Het wielrennen lijdt al lang onder dopingperikelen. Hoe was dat in jouw tijd?
Toen ik prof werd, zijn de controles begonnen. Er zullen er wel geweest zijn die pakten. Valsspelers zijn er altijd en overal. Mijn vader, die ook mijn eerste coach was, heeft mij goed geïnformeerd daarover, dat dat niet de juiste weg is. Er is nog geen enkele coureur beter geworden dankzij doping. Er zijn er wel veel naar de kloten gegaan daardoor.

Hoe zien je dagen er vandaag uit?
Zoals die van een andere gepensioneerde. Weinig doen. Veel sport kijken.

Je zit wel nog steeds in de organisatie van de zesdaagse van Gent. Is het loslaten moeilijk?
Dat is mijn grote hobby, hè. Maar veel doe ik niet meer, ik moet vooral aanwezig zijn, de PR verzorgen. (lacht) Mijn zoon Christophe is nu wedstrijdleider. Hij heeft nooit de goesting gehad om zelf te koersen, maar is wel liefhebber van het organiseren van wedstrijden. Als klein manneke al. Hij werkt in hoofdberoep als manager bij Topsport Vlaanderen.
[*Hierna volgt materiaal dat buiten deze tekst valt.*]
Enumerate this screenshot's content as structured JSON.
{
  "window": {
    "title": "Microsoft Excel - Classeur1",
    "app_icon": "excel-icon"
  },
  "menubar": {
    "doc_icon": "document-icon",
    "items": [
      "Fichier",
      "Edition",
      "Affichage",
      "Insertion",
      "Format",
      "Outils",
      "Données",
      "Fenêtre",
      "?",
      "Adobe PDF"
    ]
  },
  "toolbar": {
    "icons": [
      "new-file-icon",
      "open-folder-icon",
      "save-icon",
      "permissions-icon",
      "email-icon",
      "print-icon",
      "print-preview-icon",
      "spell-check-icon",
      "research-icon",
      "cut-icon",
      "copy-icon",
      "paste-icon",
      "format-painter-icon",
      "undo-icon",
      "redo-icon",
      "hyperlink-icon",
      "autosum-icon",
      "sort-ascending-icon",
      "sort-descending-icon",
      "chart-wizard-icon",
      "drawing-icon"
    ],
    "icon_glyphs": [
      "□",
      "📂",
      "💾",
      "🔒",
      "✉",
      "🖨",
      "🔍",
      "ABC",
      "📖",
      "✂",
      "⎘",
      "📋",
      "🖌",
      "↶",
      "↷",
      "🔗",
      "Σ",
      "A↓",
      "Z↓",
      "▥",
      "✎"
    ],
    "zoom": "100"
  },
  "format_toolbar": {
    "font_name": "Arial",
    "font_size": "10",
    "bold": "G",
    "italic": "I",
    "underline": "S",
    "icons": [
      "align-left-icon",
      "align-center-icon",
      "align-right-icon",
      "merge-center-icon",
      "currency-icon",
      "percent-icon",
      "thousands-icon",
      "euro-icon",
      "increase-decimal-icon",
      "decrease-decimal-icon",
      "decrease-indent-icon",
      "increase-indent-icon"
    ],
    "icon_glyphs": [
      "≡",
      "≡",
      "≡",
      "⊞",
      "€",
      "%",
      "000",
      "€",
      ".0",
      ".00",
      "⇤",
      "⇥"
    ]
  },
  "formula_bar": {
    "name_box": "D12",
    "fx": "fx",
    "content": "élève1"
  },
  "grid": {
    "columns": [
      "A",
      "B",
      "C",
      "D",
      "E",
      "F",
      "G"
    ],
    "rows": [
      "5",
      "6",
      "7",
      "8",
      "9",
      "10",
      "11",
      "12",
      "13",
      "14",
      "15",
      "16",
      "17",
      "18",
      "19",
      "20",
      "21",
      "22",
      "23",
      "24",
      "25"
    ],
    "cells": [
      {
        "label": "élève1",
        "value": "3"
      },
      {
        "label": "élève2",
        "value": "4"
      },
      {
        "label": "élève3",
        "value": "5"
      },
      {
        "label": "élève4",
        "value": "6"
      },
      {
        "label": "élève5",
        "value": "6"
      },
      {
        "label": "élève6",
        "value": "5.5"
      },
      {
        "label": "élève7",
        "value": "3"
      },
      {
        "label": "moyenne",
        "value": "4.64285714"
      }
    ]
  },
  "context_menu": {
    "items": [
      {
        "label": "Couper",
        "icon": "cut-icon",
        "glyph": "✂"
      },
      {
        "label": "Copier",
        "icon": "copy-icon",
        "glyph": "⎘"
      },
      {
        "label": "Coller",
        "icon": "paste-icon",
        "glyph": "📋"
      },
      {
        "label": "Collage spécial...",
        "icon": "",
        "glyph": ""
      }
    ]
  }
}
Je bent er 72 geworden. Verontrust je dat, ouder worden?
Ik ben niet bang om dood te gaan. Ik ben wel bang om af te zien. Mijn vader is op zijn 60e gestorven aan kanker, mijn vrouw was amper 59, ook kanker. Ik zou liever doodgaan zonder af te zien. Al zou ik liefst van al hier nog een beetje blijven.

Je vrouw is twaalf jaar geleden overleden. Is je leven fel veranderd?
Natuurlijk. (zwijgt even) Ik praat daar niet graag over. Je valt van twee terug op één. Een jaar later ben ik verhuisd naar dit appartement in het centrum van Izegem. Ons huis was veel te groot voor mij alleen. Mijn zoon woont daar nu.

20131222 - LINT, BELGIUM: Patrick and Christof Sercu pose for photographer at the arrival at the gala evening for the sport man and woman of the year 2013 awards in Belgium, Sunday 22 December 2013, in Lint. BELGA PHOTO POOL KOEN BLANCKAERT
(foto belga)

Het sportrapport van Patrick Sercu

Als kind was mijn idool …
Rik Van Steenbergen.

Vandaag heb ik grote bewondering voor …
In de koers voor Peter Sagan en Bradley Wiggins en in het voetbal voor Cristiano Ronaldo.

Mijn mooiste sportmoment?
Olympisch goud is het meest unieke. Maar ik ben ook drie keer sprintwereldkampioen geworden en won de groene trui in de Tour. Dat zijn even mooie momenten.

Mijn grootste ontgoocheling?
Als Vlaming droom je natuurlijk van de Ronde van Vlaanderen en Parijs-Roubaix, maar die koersen waren te lastig voor mij.